# The Art Of Handing Out Free Stickers



## CannibalSam (Oct 20, 2011)

So over the past month or so, I've been mailing out free stickers to anyone who simply asked me for some. Let's just say I managed to mail out a ton of envelopes. Anyways, coming up in the next month and later this summer I plan on attending a couple concerts and music festivals, not as a vendor, but as a regular-joe who plans on handing out free stickers and notifying everyone at the show about my brand. Is there a "Right and Wrong" way of doing this? Is it possible to get in trouble with staff members if I am to do this?


----------



## idonaldson (Sep 29, 2008)

Only if the event has no soliciting. Whether looking for immediate return or some future consideration you are handing out something for a future return - that is soliciting. Check the rules for the event and be guided by that. Of couse you can stand outside and pass out anything you want as long as you are in a legal area/


----------



## ryan barker (Jul 21, 2011)

i quit going to concerts because of the cost and political correctness taking the fun out of it. so, it's been a minute, but if my past experiences are any indication, i would think you'd be okay if you handed them out in the parking lot and don't act as a sideshow carnival act barker. keep it low key and you'd probably be okay. it's not as if you're selling bootleg concert tees out of your trunk.

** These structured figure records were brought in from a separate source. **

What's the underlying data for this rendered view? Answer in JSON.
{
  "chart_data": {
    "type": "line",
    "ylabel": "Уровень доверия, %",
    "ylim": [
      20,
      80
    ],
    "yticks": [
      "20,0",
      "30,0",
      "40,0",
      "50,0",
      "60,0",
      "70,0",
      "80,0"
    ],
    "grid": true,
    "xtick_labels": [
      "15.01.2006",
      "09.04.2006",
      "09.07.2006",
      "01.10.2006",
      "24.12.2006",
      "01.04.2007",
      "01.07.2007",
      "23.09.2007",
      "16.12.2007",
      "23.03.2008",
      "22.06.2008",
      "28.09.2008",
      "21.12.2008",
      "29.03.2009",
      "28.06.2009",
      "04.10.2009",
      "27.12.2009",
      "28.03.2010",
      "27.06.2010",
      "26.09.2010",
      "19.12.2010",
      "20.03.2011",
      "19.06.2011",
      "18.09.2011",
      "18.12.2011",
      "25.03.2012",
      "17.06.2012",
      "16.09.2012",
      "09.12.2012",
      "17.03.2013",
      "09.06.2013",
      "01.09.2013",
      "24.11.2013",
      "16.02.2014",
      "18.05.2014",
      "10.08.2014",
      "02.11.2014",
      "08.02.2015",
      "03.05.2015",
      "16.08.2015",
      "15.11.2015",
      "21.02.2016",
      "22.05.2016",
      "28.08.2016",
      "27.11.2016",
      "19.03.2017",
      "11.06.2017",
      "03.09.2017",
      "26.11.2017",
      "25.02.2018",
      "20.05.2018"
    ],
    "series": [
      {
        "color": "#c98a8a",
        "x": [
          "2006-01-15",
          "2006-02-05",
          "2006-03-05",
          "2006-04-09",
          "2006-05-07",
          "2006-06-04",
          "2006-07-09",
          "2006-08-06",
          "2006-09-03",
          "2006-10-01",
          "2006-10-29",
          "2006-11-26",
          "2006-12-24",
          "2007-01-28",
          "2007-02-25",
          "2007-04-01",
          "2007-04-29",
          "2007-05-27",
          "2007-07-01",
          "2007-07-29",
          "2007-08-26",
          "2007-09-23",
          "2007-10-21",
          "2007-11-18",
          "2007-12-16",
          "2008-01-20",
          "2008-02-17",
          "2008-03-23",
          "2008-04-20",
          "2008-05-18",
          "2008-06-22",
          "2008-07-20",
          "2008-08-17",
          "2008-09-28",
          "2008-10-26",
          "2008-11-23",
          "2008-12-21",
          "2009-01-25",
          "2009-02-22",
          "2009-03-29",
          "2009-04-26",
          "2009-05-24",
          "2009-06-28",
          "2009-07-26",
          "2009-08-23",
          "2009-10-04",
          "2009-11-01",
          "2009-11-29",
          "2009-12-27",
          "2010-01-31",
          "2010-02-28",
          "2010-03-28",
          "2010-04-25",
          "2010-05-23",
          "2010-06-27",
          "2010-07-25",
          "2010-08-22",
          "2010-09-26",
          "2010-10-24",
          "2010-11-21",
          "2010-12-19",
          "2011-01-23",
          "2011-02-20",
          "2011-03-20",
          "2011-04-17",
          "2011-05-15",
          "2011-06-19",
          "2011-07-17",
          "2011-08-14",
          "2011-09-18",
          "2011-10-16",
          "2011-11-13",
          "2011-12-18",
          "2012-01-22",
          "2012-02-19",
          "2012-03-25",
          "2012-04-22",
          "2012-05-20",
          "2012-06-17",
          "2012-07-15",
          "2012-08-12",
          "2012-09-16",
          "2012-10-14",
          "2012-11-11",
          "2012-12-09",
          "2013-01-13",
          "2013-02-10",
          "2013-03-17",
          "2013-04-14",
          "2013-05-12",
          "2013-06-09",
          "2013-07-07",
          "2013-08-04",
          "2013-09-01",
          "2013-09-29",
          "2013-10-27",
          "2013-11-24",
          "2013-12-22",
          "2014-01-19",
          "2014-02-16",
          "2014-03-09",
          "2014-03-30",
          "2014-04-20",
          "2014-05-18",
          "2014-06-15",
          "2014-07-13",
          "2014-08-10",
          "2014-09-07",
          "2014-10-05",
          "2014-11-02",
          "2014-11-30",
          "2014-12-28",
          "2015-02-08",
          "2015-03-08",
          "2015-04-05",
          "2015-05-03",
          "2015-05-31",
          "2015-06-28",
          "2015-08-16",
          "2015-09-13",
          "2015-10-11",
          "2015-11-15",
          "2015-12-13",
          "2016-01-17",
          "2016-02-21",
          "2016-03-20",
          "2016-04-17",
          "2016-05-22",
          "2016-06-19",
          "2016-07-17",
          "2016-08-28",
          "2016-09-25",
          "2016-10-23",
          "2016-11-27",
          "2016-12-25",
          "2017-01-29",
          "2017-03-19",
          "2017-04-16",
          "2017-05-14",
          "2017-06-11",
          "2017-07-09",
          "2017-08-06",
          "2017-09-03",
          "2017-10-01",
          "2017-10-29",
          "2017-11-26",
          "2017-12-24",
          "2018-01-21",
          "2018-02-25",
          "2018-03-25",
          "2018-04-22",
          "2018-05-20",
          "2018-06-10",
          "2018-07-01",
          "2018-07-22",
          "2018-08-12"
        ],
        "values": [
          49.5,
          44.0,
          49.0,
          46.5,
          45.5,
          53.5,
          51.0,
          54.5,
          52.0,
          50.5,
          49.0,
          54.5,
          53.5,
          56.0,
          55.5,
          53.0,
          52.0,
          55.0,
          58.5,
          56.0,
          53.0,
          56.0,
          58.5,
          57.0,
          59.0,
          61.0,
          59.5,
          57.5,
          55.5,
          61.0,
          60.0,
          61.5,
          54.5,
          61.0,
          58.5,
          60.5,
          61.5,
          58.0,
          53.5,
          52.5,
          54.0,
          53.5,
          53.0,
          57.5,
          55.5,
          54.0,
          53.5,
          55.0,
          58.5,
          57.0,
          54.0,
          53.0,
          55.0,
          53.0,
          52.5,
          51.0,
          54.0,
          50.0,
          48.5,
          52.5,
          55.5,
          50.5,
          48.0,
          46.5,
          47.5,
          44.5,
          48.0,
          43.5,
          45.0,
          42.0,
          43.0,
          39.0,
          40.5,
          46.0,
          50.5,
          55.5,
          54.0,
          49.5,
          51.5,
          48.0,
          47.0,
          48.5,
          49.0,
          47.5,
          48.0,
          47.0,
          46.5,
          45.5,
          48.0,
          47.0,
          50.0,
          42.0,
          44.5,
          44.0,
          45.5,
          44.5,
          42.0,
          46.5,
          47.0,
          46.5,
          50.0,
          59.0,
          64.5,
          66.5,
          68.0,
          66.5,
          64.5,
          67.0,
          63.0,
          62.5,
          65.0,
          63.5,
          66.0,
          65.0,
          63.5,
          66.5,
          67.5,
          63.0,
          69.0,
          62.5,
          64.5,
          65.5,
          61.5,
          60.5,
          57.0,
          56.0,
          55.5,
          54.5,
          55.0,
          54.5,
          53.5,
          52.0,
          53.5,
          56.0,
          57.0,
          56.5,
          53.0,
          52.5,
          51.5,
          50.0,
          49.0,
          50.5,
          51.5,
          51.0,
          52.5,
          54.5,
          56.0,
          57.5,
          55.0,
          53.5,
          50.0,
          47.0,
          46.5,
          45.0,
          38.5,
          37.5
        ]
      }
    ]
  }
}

were i in the position to say no to a request like that, i probably would and be completely justified in doing so. without having any knowledge of the rules, i would imagine that soliticing in any way, shape or form is prohibited unless the venue is profiting from it and you have the appropriate license, which may be basically a temporary license for an event or a transient license. that's just my guess.


----------



## CannibalSam (Oct 20, 2011)

I'll look into the venues and see if I can find anymore on this. I've gone to shows in the past at the exact same venues, and have seen people giving out freebies on the sidewalk and in the parking lot. So yeah, thanks for your advice!


----------



## ryan barker (Jul 21, 2011)

join the pixel propaganda apparel army... we have cookies
enlist in the PPAA now and receive free enlightenment
i got yer PPA right here!
proud member of the PPA
this isn't your grandpa's PPA

man, i need some sleep....


----------



## CannibalSam (Oct 20, 2011)

ryan barker said:


> join the pixel propaganda apparel army... we have cookies
> enlist in the PPAA now and receive free enlightenment
> i got yer PPA right here!
> proud member of the PPA
> ...


this is probably the best thing I've read all morning.


----------